Did you know these objects are dirtier than a toilet seat?




pillows containing bugs

We live in a world where some are very health conscious and others feel their immune system can withstand any germs. Regardless of which side you belong to, it is important to know the toilet seat is not the dirtiest object in the world. There is no doubt public toilets are a convenient residence for known and unknown bugs. With usual culprits like staphylococcus, streptococcus,  E. coli and shigella bacteria and hepatitis. Some rhinoviruses or coronaviruses are known for the common cold. Some people also believe the toilet seat are playgrounds for organisms responsible for STDs like gonorrhoea or chlamydia. There are items that rank higher in the dirt league table than a public toilet seat. You’ll be shocked by some of the everyday objects that contain more germs than the less-heralded toilet seat. 

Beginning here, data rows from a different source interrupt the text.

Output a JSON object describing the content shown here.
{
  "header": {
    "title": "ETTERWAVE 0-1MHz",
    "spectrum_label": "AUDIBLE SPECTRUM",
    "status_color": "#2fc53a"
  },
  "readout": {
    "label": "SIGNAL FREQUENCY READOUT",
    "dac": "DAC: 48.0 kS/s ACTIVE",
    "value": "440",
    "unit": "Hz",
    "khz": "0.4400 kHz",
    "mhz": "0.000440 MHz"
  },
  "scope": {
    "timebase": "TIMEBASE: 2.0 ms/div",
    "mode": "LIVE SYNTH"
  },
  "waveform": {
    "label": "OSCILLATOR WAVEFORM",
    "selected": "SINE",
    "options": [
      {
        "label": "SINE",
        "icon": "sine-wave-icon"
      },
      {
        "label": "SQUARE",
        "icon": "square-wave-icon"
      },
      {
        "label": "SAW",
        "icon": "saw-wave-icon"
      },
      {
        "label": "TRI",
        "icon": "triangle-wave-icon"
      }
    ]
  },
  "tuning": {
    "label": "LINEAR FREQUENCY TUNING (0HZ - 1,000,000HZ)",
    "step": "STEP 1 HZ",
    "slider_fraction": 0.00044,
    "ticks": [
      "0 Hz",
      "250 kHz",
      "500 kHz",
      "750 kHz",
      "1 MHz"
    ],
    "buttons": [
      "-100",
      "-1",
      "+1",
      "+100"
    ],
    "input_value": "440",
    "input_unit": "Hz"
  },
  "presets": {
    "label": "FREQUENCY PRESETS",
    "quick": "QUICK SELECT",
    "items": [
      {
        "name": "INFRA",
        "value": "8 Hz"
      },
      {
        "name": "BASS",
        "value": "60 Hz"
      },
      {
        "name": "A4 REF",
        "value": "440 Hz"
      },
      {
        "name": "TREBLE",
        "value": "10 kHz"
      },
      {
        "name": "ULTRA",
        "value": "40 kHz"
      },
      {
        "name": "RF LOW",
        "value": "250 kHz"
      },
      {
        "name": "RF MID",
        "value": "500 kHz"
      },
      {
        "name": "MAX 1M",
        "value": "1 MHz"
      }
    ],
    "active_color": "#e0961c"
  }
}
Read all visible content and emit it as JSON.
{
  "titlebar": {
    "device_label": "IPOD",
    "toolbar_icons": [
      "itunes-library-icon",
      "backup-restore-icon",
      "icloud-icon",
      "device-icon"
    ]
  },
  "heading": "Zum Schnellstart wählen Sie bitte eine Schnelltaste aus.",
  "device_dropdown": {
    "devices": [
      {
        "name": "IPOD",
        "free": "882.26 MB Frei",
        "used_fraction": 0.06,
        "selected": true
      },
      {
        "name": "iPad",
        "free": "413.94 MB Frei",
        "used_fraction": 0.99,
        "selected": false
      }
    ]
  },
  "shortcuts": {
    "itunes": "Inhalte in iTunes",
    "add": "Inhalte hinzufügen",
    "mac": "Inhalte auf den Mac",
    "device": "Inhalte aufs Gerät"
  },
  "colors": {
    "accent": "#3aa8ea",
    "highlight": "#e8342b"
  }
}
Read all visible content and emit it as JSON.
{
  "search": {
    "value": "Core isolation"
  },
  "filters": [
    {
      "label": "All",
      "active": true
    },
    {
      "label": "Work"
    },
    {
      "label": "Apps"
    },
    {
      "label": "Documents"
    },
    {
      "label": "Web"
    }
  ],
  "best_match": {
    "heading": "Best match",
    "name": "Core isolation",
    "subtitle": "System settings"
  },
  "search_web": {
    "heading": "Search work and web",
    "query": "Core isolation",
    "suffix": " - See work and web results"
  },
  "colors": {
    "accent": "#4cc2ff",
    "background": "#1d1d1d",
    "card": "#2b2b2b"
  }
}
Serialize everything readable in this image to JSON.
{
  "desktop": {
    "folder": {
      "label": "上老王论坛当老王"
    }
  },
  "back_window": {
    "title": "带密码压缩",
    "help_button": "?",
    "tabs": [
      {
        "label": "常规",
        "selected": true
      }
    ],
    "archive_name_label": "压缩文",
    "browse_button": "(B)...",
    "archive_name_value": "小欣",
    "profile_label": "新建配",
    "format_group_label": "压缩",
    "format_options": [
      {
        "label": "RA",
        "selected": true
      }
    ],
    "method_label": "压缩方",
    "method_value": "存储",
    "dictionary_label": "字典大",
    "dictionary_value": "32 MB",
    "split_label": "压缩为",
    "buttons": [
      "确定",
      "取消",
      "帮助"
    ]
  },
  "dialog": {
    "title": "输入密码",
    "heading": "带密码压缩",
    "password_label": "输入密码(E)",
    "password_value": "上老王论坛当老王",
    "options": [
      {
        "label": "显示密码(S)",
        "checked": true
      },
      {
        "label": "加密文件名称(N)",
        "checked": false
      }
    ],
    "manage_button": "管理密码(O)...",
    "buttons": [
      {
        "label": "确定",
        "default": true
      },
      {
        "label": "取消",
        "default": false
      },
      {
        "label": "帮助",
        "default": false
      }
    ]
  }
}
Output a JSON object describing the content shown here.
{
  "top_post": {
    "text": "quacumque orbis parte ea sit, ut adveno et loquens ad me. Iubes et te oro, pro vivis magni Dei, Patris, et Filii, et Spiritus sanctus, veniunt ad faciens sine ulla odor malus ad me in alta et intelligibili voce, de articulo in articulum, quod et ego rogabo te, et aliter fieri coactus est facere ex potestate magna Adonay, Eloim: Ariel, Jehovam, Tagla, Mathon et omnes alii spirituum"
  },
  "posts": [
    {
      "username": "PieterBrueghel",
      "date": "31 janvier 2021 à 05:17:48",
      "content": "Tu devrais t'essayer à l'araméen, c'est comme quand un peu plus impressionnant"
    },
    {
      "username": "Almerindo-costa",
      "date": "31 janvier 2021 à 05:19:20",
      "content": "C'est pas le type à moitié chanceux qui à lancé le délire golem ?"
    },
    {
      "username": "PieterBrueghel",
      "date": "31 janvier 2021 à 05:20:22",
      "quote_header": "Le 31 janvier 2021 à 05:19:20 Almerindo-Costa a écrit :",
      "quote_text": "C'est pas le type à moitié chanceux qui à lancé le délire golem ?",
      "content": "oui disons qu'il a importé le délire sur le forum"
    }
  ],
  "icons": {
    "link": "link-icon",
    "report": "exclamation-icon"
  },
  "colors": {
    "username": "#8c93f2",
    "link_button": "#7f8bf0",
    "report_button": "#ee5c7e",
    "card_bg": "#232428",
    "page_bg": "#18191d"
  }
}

Here are some objects that contain more germs than the toilet seat.

  1. Toothbrushes:  Our toothbrushes are usually located in the bathroom. It is one item in life we use daily. Some brush once a day while others are happy to use the toothbrush twice a day. Researchers from the University of Manchester in England and the University of Alabama at Birmingham, have discovered that toothbrushes are commonplace or breeding ground for more than 100 million bacteria like the familiar staphylococci and E. coli bacteria. It is quite scary knowing that our toothbrush usually ends up in our mouth daily. A lot of germs transfer happens when you flush. Did you know germs can go up to six feet in the air and linger for over two hours before settling on nearby objects such as the toothbrush? This is why the toothbrush is believed to contain more germs than the derided toilet seat. 
  2. Kitchen Sponge: Not all homes have dishwashers and some individuals prefer doing the dishes with a sponge. It will amaze you the number of bacteria or germs that an average kitchen sponge contains. Several studies have been carried out on toilet sponges and one of such research projects focused on 14 different used kitchen sponges. Findings from the researchers revealed over 54 billion bacteria per cubic centimetre, covering about 118 categories. This is quite a large amount of bacteria taking residence in our toilet sponge. Although, majority of these germs are considered harmless to humans which will bring some degree of relief to us all. Some of the range of bacteria discovered include the usual suspects Salmonella, Staphylococcus, Klebsiella and E. coli. They are usually located on the surface and glaring spaces of the sponge.
  3. Pillows: Most people sleep with a pillow or two. Whilst a few can’t go to bed until they’ve mounted a minimum of three pillows. The benefits of sleeping with a pillow can never be underestimated. We know they are great in aligning our upper body during sleep, reducing tension and ensuring balance across the major points in our body. Overall, choosing the appropriate pillow can ensure our spine rests comfortably. With these benefits also come with some disadvantages when pillows are not effectively looked after. Researchers studied the pillows and mattress of over 50 college students and findings from the study revealed that an average pillow contained about 350,000 potentially active bacteria colony. It is great to note that the majority of these germs were unharmful but the research discovered a few that had toxic and fatal capabilities. There were also over 100,000 potentially active mould and yeast colonies operating on the surface of the pillows. Failing to regularly wash your sheets and changing your pillow could attract more bacteria that have the potential to disrupt your sleep.  

These are some of the everyday items or objects that are dirtier than a toilet seat. Other items not mentioned above include shower heads, elevator buttons, mattresses, refrigerator and many more.